Jérémy, pourquoi ?


Un vendredi, je discutais tout bonnement à l’extérieur de mon bureau avec deux amis lorsqu’un certain monsieur que je ne connaissais pas, me demande s’il pouvait me parler.

Monsieur Pelletier, me dit il, je lis vos chroniques dans le journal local et j’aimerais vous parler. Ses yeux sont humides. Mon fils Jérémy, 22 ans, s’est suicidé la semaine dernière.

Je ne connais pas Jérémy, je ne connais pas le père qui me parle, mais ça me touche profondément. Je le regarde, je l’écoute. Jérémy avait une grande peine d’amour et en plus il était impliqué dans la drogue ; Jérémy en consommait et en distribuait.

Pendant qu’il me parlait, je me souvenais avoir «péter» une crise à un policier lorsque mes filles étudiaient à la polyvalente. Je disais au policier : « tab… nous autres on connaît les vendeurs, les pushers de drogue à la polyvalente et vous autres dans la police vous ne les connaissez pas? Et si vous les connaissez, pourquoi ne les arrêtez-vous pas? : « Me Pelletier,on les connaît comme vous, mais on veut arrêter ceux qui sont au dessus, on veut les plus gros». La réponse que j’ai entendue des dizaines de fois sans que ce fléau de la drogue ne s’arrête.

Je demandai à Christian, le père de Jérémy, comment était la mère dans cette situation? Il me répondit qu’elle était plus forte que lui et qu’il y avait deux autres enfants encore dans la famille. Les femmes dans ces moments-là semblent être mieux «faites» que les hommes. La mort d’un enfant avant les parents n’est absolument pas normale et en plus par le suicide la souffrance intérieure doit être atroce.

En 1966, une de mes sœurs étaient décédées à 20 ans lors d’un accident d’automobile. Maman avait appris à vivre, à composer avec cette tragédie, mais mon père ne l’avait jamais acceptée.

Pendant que le père de Jérémy me parlait j’étais devant l’impuissance totale face à ce suicide d’un enfant de 22 ans. Quelque soit l’âge d’un enfant, il est toujours l’enfant de ses parents. L’amour d’un parent avec son enfant, est un amour gratuit.

Dans ma pratique de droit j’ai vu une mère continuer d’aimer son enfant même s’il était en prison pour un crime odieux, qu’elle-même
n’acceptait pas. C’est ce que j’appelle de l’amour gratuit.

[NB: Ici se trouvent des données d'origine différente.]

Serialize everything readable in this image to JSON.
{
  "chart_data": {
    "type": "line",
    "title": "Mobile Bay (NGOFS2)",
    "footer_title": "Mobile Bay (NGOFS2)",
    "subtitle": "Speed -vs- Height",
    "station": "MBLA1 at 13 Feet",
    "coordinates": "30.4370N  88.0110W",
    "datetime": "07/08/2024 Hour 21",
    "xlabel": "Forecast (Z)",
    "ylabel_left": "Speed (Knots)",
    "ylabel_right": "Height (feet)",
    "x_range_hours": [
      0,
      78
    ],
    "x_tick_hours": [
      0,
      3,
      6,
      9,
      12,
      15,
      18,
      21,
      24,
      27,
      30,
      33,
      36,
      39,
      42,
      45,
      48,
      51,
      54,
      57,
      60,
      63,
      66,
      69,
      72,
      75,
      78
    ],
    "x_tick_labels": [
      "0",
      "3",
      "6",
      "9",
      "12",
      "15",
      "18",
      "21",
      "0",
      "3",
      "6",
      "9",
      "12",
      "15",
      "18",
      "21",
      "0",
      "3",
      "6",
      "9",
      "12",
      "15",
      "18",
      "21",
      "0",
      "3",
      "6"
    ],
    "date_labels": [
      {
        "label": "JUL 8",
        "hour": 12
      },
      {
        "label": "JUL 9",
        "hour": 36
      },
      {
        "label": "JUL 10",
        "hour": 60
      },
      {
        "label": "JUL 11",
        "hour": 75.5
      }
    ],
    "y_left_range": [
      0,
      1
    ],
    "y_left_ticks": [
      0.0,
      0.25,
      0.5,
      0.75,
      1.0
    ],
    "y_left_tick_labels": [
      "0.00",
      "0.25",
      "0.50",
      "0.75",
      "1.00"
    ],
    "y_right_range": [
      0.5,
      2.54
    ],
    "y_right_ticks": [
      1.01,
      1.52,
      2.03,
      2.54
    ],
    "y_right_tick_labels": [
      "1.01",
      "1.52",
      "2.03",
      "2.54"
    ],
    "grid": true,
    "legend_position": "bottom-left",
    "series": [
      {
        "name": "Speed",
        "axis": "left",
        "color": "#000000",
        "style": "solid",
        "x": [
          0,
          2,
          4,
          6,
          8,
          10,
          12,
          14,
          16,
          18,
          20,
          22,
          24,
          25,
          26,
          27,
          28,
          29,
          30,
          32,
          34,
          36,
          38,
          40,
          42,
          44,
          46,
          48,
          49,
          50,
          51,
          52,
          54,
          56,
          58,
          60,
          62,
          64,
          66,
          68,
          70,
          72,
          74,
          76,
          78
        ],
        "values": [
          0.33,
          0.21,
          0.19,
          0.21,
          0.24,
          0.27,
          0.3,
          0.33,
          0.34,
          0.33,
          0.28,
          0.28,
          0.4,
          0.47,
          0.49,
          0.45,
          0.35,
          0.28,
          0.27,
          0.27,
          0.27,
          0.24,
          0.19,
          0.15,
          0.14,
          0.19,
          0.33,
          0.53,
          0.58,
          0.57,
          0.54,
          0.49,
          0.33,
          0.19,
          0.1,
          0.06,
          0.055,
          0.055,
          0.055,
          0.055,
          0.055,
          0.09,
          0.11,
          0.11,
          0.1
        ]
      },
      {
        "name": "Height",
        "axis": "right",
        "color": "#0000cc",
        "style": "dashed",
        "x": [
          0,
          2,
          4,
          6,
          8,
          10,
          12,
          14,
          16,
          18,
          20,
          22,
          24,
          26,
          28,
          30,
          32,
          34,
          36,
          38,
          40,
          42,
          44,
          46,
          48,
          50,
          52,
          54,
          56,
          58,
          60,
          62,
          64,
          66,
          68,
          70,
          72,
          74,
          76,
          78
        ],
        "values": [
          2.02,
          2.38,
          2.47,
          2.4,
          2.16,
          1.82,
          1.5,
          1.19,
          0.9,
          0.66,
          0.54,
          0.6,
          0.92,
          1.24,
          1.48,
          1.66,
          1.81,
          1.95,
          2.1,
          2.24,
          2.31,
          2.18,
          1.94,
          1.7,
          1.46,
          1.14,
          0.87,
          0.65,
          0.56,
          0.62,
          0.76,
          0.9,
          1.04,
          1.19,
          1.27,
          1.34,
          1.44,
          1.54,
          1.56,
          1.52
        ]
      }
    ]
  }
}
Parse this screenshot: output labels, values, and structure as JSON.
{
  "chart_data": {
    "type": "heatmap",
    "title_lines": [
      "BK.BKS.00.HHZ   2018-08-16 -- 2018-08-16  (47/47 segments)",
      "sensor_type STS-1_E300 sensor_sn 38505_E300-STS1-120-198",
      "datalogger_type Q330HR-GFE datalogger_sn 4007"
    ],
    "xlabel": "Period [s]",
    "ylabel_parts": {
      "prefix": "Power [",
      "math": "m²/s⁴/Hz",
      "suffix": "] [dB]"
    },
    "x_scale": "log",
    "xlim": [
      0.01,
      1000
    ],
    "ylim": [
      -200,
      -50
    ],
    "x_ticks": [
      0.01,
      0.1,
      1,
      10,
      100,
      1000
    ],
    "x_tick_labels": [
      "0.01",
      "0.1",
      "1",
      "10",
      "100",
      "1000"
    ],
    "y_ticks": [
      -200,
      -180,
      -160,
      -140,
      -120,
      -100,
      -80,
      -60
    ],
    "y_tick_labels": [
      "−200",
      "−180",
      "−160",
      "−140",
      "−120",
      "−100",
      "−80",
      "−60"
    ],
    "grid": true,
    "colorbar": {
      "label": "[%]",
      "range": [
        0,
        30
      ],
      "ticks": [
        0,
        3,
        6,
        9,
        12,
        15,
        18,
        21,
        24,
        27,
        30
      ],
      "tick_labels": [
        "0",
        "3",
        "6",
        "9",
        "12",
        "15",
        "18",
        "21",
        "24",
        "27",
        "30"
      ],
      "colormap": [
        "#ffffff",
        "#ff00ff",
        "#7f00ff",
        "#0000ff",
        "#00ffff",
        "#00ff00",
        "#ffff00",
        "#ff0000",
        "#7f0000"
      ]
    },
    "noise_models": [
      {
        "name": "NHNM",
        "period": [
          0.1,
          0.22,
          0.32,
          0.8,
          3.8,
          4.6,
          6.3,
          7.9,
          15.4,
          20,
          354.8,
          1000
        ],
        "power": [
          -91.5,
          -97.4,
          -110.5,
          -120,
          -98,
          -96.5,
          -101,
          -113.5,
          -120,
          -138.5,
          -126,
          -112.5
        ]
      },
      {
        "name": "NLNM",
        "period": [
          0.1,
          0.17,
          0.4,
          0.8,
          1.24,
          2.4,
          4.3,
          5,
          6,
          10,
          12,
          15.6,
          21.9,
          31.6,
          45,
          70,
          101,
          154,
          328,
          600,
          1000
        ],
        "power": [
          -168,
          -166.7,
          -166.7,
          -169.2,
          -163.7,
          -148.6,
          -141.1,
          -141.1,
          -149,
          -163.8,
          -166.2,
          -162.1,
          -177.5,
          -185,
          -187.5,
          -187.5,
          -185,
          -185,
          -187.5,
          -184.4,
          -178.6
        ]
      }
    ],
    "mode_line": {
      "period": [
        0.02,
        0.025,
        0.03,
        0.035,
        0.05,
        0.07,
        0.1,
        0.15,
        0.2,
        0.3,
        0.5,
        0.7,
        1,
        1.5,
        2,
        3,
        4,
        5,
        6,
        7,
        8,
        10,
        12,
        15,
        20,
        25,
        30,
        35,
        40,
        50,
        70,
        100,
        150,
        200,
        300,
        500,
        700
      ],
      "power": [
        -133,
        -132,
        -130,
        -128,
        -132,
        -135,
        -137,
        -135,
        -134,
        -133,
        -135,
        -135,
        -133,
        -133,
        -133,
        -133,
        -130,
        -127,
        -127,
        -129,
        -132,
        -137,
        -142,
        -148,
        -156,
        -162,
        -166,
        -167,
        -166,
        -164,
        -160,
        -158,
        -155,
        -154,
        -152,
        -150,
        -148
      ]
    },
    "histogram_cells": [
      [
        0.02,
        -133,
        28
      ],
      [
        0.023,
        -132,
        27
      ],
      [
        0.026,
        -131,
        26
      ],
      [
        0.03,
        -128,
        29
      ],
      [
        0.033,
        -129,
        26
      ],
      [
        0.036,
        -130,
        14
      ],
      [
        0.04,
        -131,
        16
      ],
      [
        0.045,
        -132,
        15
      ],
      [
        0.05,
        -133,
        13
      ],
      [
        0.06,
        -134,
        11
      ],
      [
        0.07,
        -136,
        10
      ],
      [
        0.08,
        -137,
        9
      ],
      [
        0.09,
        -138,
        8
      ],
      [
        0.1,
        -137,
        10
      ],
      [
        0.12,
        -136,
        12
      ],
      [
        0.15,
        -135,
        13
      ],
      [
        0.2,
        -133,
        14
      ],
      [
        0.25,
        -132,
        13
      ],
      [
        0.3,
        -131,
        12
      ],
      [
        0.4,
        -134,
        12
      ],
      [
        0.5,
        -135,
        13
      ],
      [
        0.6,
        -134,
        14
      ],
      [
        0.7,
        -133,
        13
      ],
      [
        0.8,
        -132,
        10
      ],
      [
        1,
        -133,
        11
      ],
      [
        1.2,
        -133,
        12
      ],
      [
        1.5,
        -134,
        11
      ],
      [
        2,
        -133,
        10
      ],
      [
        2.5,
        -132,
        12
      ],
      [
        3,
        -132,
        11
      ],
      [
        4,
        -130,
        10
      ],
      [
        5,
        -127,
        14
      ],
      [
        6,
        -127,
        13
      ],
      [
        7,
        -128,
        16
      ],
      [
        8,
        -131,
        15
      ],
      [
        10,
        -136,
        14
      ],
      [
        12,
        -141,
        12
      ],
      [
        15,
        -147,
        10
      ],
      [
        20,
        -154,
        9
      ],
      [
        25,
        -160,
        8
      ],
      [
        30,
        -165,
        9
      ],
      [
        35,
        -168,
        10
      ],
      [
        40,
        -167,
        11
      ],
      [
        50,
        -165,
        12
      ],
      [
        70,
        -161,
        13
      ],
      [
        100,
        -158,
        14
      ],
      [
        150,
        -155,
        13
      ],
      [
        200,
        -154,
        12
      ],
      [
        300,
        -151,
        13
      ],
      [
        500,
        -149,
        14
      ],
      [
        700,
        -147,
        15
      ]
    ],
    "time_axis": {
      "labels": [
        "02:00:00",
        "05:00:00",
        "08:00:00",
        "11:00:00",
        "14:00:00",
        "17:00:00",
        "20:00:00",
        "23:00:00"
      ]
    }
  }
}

Je me suis aussi souvenu que le mal à l’âme était le nouveau mal du siècle; France Fisette écrivait que le mal à l’âme c’est « ce mal intérieur qui nous fait sentir que nous ne sommes pas à notre place dans la roue de la vie». Et ce mal intérieur peut amener une personne au suicide pour se délivrer de ce mal.

Celui qui se suicide ne veut pas nécessairement mourir, il ne veut qu’enlever sa souffrance; Jérémy ne voulait pas mourir, il voulait arrêter de souffrir et la mort pour lui était une délivrance à son atroce souffrance. Puis cette maudite drogue n’avait rien pour l’aider de se sortir de cet enfer.

Le père de Jérémy m’avait dit qu’il souhaitait que j’écrive sur le suicide de Jérémy pour que les jeunes, celles et ceux qui le connaissent surtout, sachent ce qui est arrivé à Jérémy et qu’ils prennent conscience que la drogue a joué un rôle déterminant dans son geste extrême.

Si je pouvais, j’aurais une question pour Jérémy : Pourquoi as-tu fait cela? il y avait d’autres solutions.

Les parents ne doivent surtout pas se culpabiliser. La vie continue.

Christian merci et bravo d’avoir sorti de toi le mal, la souffrance que tu avais en dedans de toi.

Si Jérémy avait pu faire cela, il serait encore avec nous.